Bishop D K, Williamson M S, Fogel S, Kolodner R D
Nature. 1987;328(6128):362-4. doi: 10.1038/328362a0.
Two different models have been proposed to explain the relative frequencies of the non-mendelian allelic segregations which are detected by tetrad analysis after meiosis in fungi. The first model maintains that 6:2 type tetrads result from correction of heteroduplexes containing mismatched sites and 5:3 type tetrads result from failure to correct mismatched sites. The second model suggests that 6:2 segregations result from the filling-in of double-strand gaps using information obtained from both strands of a homologous duplex. In this model 5:3 type tetrads result if the allele is included in the heteroduplex regions flanking the gap and the resulting mismatched nucleotides are not corrected. We have studied the correction of heteroduplex plasmid DNA in pms1 mutant strains of Saccharomyces cerevisiae, which are known to exhibit higher frequencies of 5:3 type tetrads and lower frequencies of 6:2 tetrads than wild-type strains. Our results suggest that the pms1 mutation causes a defect in mismatch correction, supporting the hypothesis that meiotic gene conversion in wild-type yeast cells often results from the correction of heteroduplex DNA.

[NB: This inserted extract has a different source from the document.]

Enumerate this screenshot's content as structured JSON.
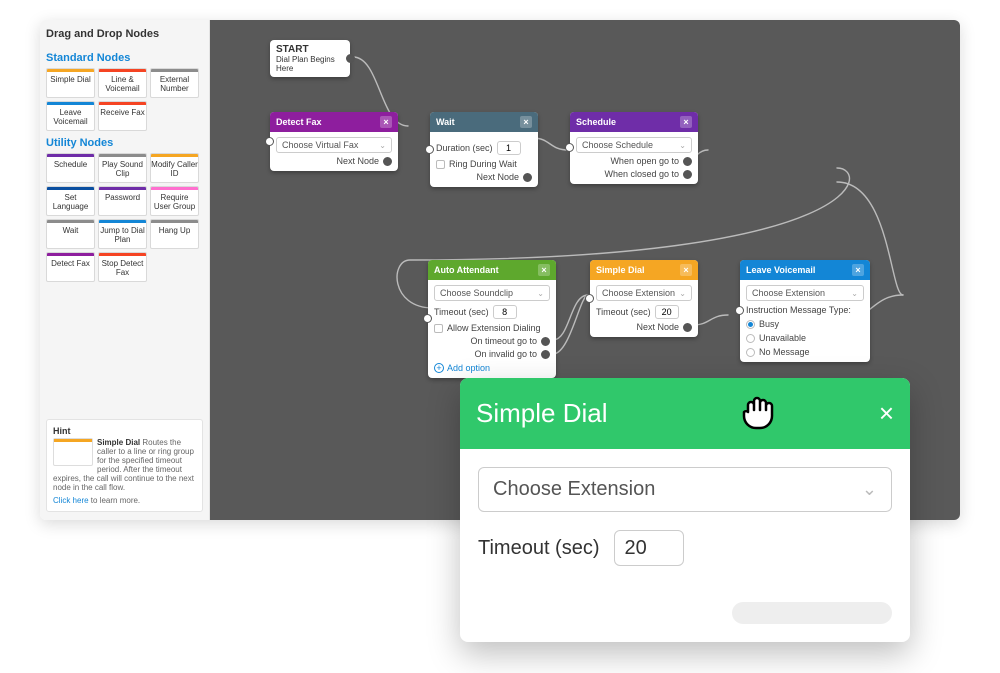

为了解释真菌减数分裂后通过四分子分析检测到的非孟德尔等位基因分离的相对频率,已经提出了两种不同的模型。第一个模型认为,6:2型四分子是由含有错配位点的异源双链体的校正产生的,而5:3型四分子是由错配位点未能校正产生的。第二个模型表明,6:2分离是通过使用从同源双链体的两条链获得的信息填充双链间隙而产生的。在这个模型中,如果等位基因包含在间隙两侧的异源双链区域中,并且由此产生的错配核苷酸没有得到校正,就会产生5:3型四分子。我们研究了酿酒酵母pms1突变株中异源双链体质粒DNA的校正情况,已知该突变株比野生型菌株表现出更高频率的5:3型四分子和更低频率的6:2四分子。我们的结果表明,pms1突变导致错配校正缺陷,支持了野生型酵母细胞减数分裂基因转换通常由异源双链DNA校正产生的假设。